United States Gainings from the Prohibition Laws
Although it seems on the surface that the United States is fighting a war that has the mission to eradicate drug production, trade and consumption, it may be interesting to evaluate in what ways the United States has made economic and political profit of its foreign and domestic drug wars.
Paul Kennedy states in his book ‘The Rise and Fall of the Great Powers’ that the reason why European states had a greater advantage if it comes to state development in the 16th century was that it had less disadvantages than other world nations. European mercantilism in the opium market was put to a stop in the beginning of the 20th century, which took away a great part of these states their economic advantage compared to the United States. With the global drug market now having reached 8% of the total world economy, the United States has benefited from the prohibition laws compared to its economic rivals (Stel, 1999).
Other economic profits the United States has gained over the years is due to illicit Drug Traffic Organizations (DTOs) in Latin America. The increasing and untamable violence in Central and South America has negatively affected legal commerce and economic development (CRC, 2010). Recently, Sendero Luminoso (Shining Path), a Peruvian narco-terrorist group, has become involved in terrorist and drug activities and has begun building a relationship with local coca growers by taxing them in exchange for protection against violence and ensuring fair prices. This makes it hard for government counter-drug programs such as aerial spraying to eradicate drug crops that, at the same time, can have unintended social and economic consequences (CRC, 2010).
Not only economically, also during the Cold War when it disputed over territorial influence with communist countries, the United States has very often used the illicit traffic of drugs to finance political operations. During the Korean War (1951) and later in Afghanistan (1979), the U.S. Central Intelligence Agency (CIA) gave protection to drug traffickers to ultimately resist the communist front (McCoy, 2000).
The Situation as it is Now
Although the United States spends yearly billions of dollars on the drug war worldwide, it seems as if it is not willing to change its policies. The policies that have been enacted on the domestic front after the International Opium Laws as the Marihuana Tax Law (1937) that prohibits the growth of hemp – which is a natural source to make ropes, clothes, but can also be used for cars instead of steel and as fuel instead of petroleum – and the Sentencing Reform Act (1984) that created a 100 to 1 sentencing disparity for possession of crack compared to penalties of powder cocaine, could veil more than is now known on the nature of these laws (Elsner, 2004).

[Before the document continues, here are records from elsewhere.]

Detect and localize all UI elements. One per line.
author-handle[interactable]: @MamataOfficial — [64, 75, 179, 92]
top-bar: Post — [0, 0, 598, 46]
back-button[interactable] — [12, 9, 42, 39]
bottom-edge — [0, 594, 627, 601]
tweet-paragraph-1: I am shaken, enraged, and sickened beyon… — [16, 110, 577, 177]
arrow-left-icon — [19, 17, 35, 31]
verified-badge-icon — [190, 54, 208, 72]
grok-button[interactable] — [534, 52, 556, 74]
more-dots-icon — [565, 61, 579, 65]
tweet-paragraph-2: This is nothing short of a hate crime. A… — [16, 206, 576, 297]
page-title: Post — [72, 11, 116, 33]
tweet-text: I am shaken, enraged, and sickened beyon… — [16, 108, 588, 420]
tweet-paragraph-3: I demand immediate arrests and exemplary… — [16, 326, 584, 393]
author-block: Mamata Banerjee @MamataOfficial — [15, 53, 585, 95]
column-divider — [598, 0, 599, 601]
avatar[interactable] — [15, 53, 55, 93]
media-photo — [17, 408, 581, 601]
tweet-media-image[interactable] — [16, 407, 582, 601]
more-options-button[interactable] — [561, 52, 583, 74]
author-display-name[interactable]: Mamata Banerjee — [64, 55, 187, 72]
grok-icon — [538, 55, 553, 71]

The international opium prohibition started as a moral campaign to stop the exploitation of inhabitants of European colonies and aided in the civil campaign in the fight against addiction. In time, the prohibition act has been used in favor of political and economical advantages by the United States when in conflict with other nations or for its domestic reasons. The integrity of the International Opium Act has been violated to a point that it is misused and its intentions ignored. The recent rejection of U.S. policies by Latin American countries and the appeal to change U.N. drug laws to look for new drug policy standards shows that legal binding is not enough anymore to gain control over the drug market.